È preoccupato Maurizio Gallo, direttore dell’Associazione nazionale allevatori suini (Anas): da quando, il 7 di gennaio, è stato segnalato il primo caso di peste suina africana in un cinghiale della zona di Ovada, in provincia di Alessandria, pesanti ripercussioni si sono già abbattute sul comparto produttivo. Cina, Giappone, Taiwan e Kuwait hanno già disposto la sospensione delle importazioni di carne di maiale e di insaccati italiani: già questo, secondo le stime di Assica, è abbastanza per far perdere al nostro Paese 20 milioni di euro di export al mese. Tra salumi – che sono la maggior parte – e carne di maiale non lavorata, l’Italia esporta ogni anno 1,6 miliardi di euro. Se le preoccupazioni sanitarie porteranno altri Paesi a stabilire il blocco delle importazioni, la fetta di fatturato che verrebbe a mancare al settore sarebbe più ampia.

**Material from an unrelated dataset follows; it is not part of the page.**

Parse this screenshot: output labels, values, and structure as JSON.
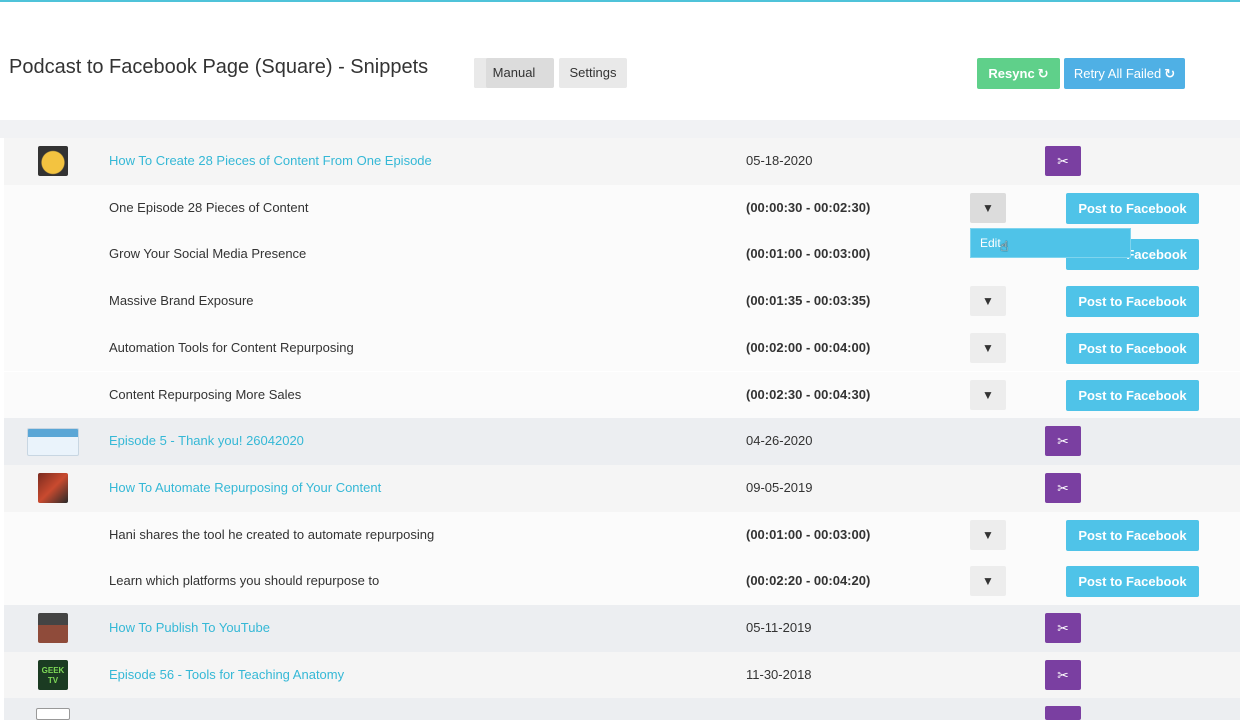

La peste suina africana, è bene dirlo, non è una malattia che si trasmette all’uomo. Si trasmette però tra cinghiali e maiali, quindi può colpire gli allevamenti: insaccati e carni possono diventare un veicolo di trasmissione nella misura in cui i loro scarti entrano nell’alimentazione di altri maiali. Ad oggi, in Italia, i casi di cinghiali malati identificati sono solo tre: un numero in sé irrisorio, certo, ma abbastanza per aver fatto scattare nelle autorità sanitarie l’istituzione di una zona rossa a cavallo tra le province di Alessandria, Genova e Savona. Come funziona? «Significa che dall’area individuata non possono uscire nè animali vivi né insaccati – spiega Davide Calderone, direttore di Assica – chi ha un allevamento o un salumificio in questa zona, di fatto non può operare. Si tratta, peraltro, di un provvedimento riconosciuto dalla normativa europea: chi produce in queste zone non solo non può vendere in Italia, ma nemmeno negli altri Stati membri della Ue».